Creative accounting refers to any accounting practice that is technically correct but deviates from how accounting policies were intended to be used. In general, creative accounting capitalizes on loopholes in generally accepted accounting principles in order to disguise financial performance, such as by keeping debt off a balance sheet.
The sorts of accounting irregularities that are often seen as creative accounting may be technically permitted but in general are frowned upon and often indicate fraud. Creative accounting is also referred to by the slang phrase “cooking the books,” implying that these practices require falsification and omission in the presentation of company financial records. While unfortunately common and occasionally harmless, professional accountants are cautioned against resorting to these sorts of practices.

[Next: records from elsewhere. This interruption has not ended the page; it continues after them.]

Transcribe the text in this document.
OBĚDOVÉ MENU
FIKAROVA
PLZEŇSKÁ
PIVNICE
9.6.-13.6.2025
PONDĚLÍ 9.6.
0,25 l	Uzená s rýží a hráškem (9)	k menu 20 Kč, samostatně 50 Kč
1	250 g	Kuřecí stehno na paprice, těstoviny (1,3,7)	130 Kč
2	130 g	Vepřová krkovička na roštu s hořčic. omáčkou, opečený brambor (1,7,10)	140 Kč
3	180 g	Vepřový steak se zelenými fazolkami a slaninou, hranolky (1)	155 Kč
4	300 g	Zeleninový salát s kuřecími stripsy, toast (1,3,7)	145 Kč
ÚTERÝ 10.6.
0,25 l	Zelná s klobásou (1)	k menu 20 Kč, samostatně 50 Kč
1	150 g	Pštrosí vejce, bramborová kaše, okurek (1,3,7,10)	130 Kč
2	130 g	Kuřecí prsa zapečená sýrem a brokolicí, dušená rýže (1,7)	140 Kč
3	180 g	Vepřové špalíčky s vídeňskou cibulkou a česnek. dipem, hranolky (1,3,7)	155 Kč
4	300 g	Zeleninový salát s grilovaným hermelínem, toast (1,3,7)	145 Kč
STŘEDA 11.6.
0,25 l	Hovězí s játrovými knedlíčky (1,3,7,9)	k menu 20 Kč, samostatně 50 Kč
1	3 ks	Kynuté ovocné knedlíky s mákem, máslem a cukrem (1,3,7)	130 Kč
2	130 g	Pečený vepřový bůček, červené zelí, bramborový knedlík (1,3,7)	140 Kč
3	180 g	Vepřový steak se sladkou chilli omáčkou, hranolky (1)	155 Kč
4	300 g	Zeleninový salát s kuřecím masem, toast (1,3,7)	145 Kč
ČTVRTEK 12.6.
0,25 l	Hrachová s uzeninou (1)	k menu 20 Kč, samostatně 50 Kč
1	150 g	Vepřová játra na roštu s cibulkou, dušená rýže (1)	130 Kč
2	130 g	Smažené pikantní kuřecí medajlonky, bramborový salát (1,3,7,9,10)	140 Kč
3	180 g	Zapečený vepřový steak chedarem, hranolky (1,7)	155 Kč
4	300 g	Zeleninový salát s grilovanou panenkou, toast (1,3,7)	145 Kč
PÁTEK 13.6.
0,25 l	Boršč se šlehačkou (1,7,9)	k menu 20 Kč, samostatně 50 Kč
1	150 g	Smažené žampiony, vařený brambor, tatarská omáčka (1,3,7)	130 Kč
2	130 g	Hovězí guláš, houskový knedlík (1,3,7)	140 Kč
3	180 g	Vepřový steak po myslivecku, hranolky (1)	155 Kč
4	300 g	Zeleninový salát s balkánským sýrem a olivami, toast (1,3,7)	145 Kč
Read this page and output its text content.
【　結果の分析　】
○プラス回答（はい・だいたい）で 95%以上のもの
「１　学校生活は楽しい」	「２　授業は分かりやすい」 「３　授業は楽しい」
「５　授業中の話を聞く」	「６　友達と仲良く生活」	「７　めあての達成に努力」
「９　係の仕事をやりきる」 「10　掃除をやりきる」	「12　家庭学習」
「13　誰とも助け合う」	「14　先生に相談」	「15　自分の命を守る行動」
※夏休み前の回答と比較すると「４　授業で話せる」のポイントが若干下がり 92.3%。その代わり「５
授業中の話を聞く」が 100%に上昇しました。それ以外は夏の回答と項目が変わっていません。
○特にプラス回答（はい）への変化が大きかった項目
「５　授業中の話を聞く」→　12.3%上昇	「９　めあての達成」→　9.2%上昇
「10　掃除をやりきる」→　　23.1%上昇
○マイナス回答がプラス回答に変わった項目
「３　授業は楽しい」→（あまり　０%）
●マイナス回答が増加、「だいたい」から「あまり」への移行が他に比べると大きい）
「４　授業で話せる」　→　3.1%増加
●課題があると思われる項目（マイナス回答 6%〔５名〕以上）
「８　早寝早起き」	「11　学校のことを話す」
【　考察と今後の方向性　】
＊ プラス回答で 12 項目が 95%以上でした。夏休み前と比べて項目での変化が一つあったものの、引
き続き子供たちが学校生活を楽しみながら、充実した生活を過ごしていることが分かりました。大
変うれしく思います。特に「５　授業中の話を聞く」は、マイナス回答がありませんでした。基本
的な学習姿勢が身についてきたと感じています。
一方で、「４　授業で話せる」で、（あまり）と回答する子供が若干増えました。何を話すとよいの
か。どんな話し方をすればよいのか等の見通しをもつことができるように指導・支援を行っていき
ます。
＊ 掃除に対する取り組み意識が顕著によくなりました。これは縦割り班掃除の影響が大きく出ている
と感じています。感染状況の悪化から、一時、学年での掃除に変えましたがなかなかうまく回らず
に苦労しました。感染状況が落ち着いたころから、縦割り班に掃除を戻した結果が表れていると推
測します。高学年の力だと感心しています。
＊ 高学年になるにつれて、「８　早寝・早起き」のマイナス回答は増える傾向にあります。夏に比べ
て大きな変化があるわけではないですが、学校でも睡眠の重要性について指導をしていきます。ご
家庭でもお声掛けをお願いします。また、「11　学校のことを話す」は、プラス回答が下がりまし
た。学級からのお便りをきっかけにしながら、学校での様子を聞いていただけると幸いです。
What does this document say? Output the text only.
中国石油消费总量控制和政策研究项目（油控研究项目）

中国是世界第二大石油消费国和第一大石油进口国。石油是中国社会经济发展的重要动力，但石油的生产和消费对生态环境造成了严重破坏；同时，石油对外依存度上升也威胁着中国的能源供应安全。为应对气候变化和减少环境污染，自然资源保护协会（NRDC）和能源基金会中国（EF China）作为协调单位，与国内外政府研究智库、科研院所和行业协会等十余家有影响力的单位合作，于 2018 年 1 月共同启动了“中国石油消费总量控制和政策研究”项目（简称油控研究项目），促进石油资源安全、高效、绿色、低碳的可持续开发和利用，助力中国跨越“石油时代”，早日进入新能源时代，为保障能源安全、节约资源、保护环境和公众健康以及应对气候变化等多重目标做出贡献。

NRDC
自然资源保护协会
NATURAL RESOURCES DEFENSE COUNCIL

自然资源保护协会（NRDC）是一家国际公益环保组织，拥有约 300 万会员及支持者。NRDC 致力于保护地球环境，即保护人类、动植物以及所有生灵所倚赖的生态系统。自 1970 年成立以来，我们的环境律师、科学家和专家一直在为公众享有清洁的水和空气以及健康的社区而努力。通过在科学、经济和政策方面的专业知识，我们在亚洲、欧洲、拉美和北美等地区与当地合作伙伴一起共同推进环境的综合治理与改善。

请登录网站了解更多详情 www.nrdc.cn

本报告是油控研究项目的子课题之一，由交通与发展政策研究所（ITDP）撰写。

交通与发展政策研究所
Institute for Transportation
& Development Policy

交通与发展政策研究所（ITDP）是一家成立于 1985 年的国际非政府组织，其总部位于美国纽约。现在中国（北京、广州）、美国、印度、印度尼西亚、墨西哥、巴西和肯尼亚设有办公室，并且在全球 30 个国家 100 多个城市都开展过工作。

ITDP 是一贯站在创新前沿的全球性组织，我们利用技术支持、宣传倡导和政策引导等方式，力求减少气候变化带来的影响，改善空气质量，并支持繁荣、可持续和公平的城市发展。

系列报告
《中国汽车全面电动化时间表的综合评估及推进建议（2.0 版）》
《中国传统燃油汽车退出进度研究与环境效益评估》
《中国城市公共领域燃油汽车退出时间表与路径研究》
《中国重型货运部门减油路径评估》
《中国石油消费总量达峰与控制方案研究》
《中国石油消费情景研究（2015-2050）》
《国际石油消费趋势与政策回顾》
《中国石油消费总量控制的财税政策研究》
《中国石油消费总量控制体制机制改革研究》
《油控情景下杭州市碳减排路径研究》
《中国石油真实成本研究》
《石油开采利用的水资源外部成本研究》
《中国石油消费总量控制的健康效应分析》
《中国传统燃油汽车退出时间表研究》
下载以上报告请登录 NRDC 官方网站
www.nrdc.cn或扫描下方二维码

The Enron scandal is one of the most prominent examples of creative accounting. In 2001, the U.S. corporation Enron filed for bankruptcy as a result of fraudulent, deceptive accounting practices that were ongoing throughout the 1990s. The company masked debt, under-reported losses, and manipulated their financial reports in order to create an illusion of profitability. Arthur Anderson, the now-defunct public accounting firm in charge of the company’s annual audit, played into the deception, allowing Enron to continue on with their illegitimate accounting practices.
Another significant example is the WorldCom scandal, in which the company improperly categorized telecommunications expenses as capital expenses, rather than ordinary expenses, and inflated revenue using bogus accounts in order to disguise losses and maintain its position in the market.